6102 Sayılı TTK. ‘nın 5/A maddesi gereğince ticari davalarda konusu bir miktar paranın ödenmesi olan alacak ve tazminat talepleri hakkında dava açılmasından önce arabulucuya başvurulmuş olmasının dava şartı olarak düzenlenmiş olması ve 7155 Sayılı Kanunun ( 23. ) maddesi ile 6325 Sayılı Hukuk Uyuşmazlıklarında Arabuluculuk Kanununa eklenen 18/A ( 2 ) maddesi ile “Arabulucuya başvurulmadan dava açıldığının anlaşılması hlinde herhangi bir işlem yapılmakszın davanın dava şartı yokluğu sebebiyle usulden reddine karar verilir” hükmü getirilmiştir.Mahkememizin 03/02/2023 tarihli tensip tutanağının—— nolu ara kararında davacı tarafa son tutanak aslını veya arabulucu tarafından onaylanmış örneğini dosyaya sunmak üzere 1 hafta kesin süre verilmesine ve kesin sürede sunulmazsa davanın dava şartı yokluğundan usulden reddine karar verileceğinin ihtarının bulunduğu, davacı vekiline arabuluculuk faaliyeti sonunda anlaşmaya varılamadığına ilişkin son tutanağın aslını veya arabulucu tarafından onaylanmış bir örneğinin mahkememize sunması için süre verilmiştir.Mahkememizin 14/03/2023 tarihli duruşmasında davacı vekiline tensip zaptının tebliğ edildiği kanaatiyle hareket edilmiş ise de gerekçeli kararın yazım aşamasında davacı vekiline tebligatın yapılamadığının anlaşıldığı, bu haliyle tensip ara kararının sonuçlarını doğurmayacağı, davacı vekili tarafından 28/03/2023 tarihli talep dilekçesinin sunulduğu, talep dilekçesinin incelenmesinde yargılamaya devam edilmesi talep edilmiş ise de huzurdaki davada karar verilmiş olduğu ve istinaf yolu açık olmak üzere karar verildiği, kısa kararda değişiklik yapılamayacağı anlaşılmakla aşağıdaki şekilde karar verilmiştir.

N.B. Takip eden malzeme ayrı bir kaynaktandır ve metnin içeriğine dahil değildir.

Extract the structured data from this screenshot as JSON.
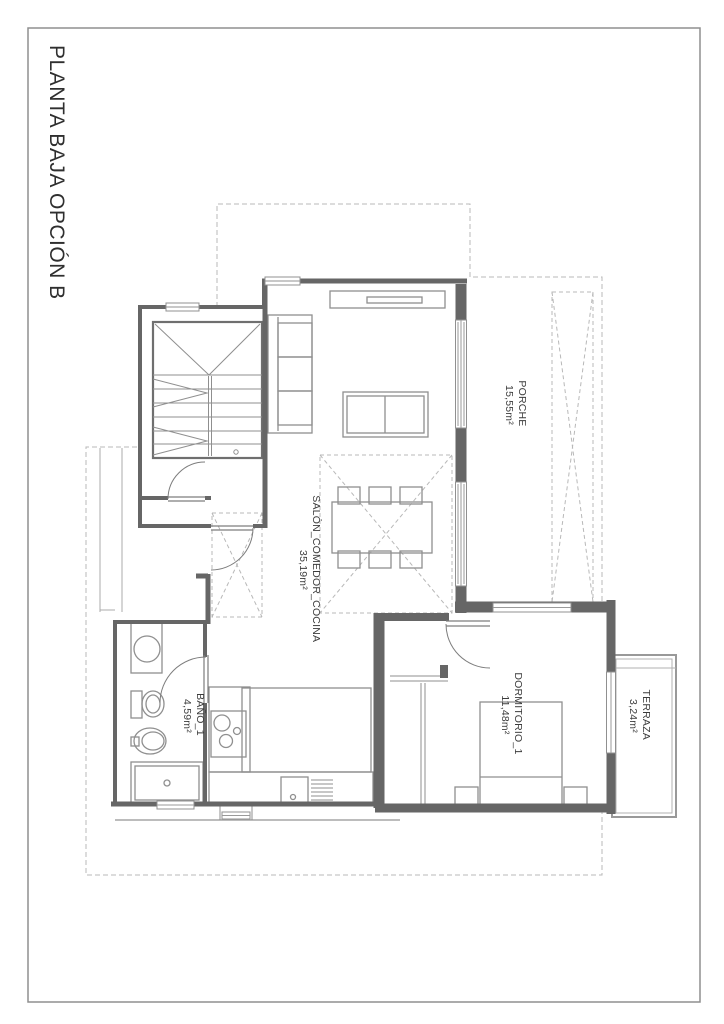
{
  "page": {
    "title": "PLANTA BAJA OPCIÓN B"
  },
  "rooms": [
    {
      "name": "PORCHE",
      "area": "15,55m²"
    },
    {
      "name": "SALÓN_COMEDOR_COCINA",
      "area": "35,19m²"
    },
    {
      "name": "BAÑO_1",
      "area": "4,59m²"
    },
    {
      "name": "DORMITORIO_1",
      "area": "11,48m²"
    },
    {
      "name": "TERRAZA",
      "area": "3,24m²"
    }
  ],
  "colors": {
    "wall": "#666666",
    "furniture": "#8f8f8f",
    "dashed": "#b8b8b8",
    "frame": "#8f8f8f",
    "text": "#3c3c3c",
    "background": "#ffffff"
  }
}
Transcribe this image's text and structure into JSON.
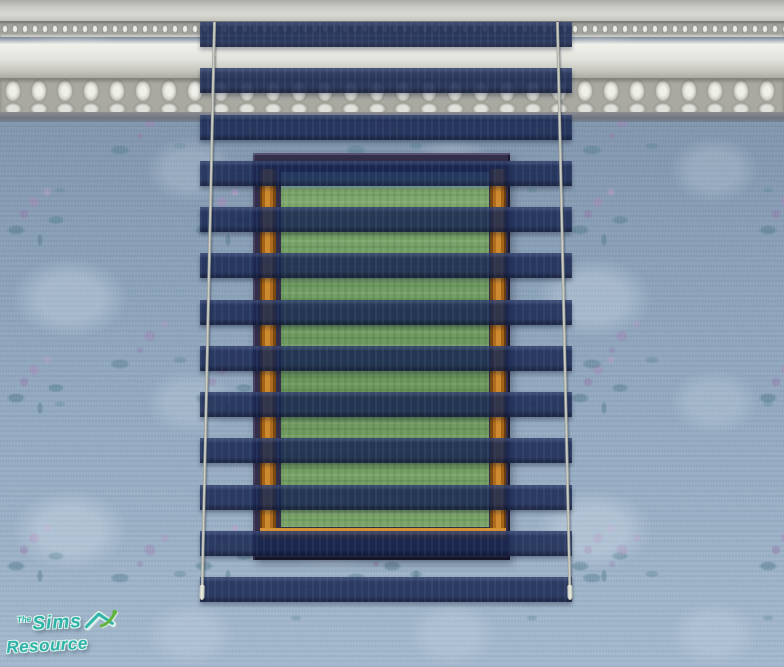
{
  "watermark": {
    "line1_prefix": "The",
    "line1_text": "Sims",
    "line2_text": "Resource",
    "house_icon": "tsr-house-icon",
    "logo_color": "#2fb3a8",
    "swoosh_color": "#63b23c"
  },
  "scene": {
    "blind_slat_count": 13,
    "cord_count": 2
  },
  "palette": {
    "wall_base": "#8ca2ba",
    "flower_purple": "#a383b8",
    "leaf_teal": "#4f7f95",
    "molding_light": "#f0f0ea",
    "molding_dark": "#84848a",
    "slat_navy": "rgba(23,38,80,0.85)",
    "frame_dark": "#332f4a",
    "wood_orange": "#b06c1e",
    "sky_teal": "#7fb0b4",
    "grass_green": "#6f9c62",
    "cord_silver": "#cdd0c6",
    "logo_teal": "#2fb3a8"
  }
}
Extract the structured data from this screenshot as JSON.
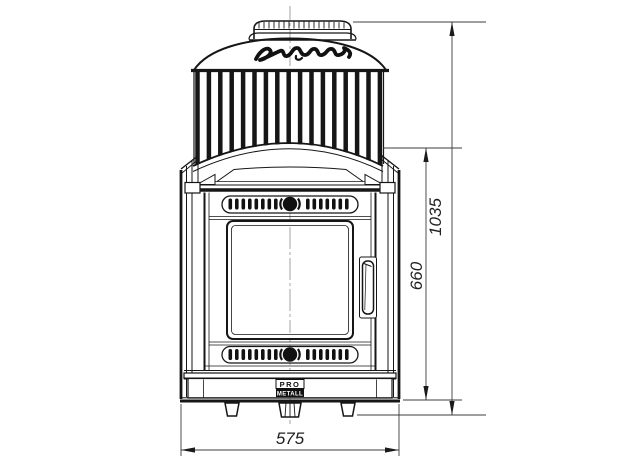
{
  "drawing": {
    "script_logo": "Атмосфера",
    "brand": {
      "top": "PRO",
      "bottom": "METALL"
    },
    "dimensions": {
      "overall_height_mm": "1035",
      "firebox_height_mm": "660",
      "width_mm": "575"
    },
    "colors": {
      "ink": "#161616",
      "dimension_line": "#3c3c3c",
      "centerline": "#8c8c8c",
      "background": "#ffffff"
    }
  }
}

Hüküm; Ayrıntısı ve yasal gerekçesi yukarıda açıklandığı üzere;
1-Dava şartı yokluğu nedeniyle davanın USULDEN REDDİNE,
2-Alınması gerekli 179,90 TL harçtan peşin yatırılan 2.962,27 TL harcın düşümü ile geri kalan 2.782,37 TL harcın davacı tarafa İADESİNE,
3-Yargılama giderlerinin davacı üzerinde BIRAKILMASINA ,
4-Davacı tarafça peşin yatırılmış olan gider avansından artan kısmın, karar kesinleştiğinde ve talep halinde davacıya İADESİNE,Dair; Gerekçeli mahkeme kararının taraflara tebliğinden itibaren 2 hafta içerisinde istinaf yolu açık olduğuna dair davalı vekilinin yüzüne karşı davacı tarafın yokluğunda verilen karar açıkça okunup usulen anlatıldı.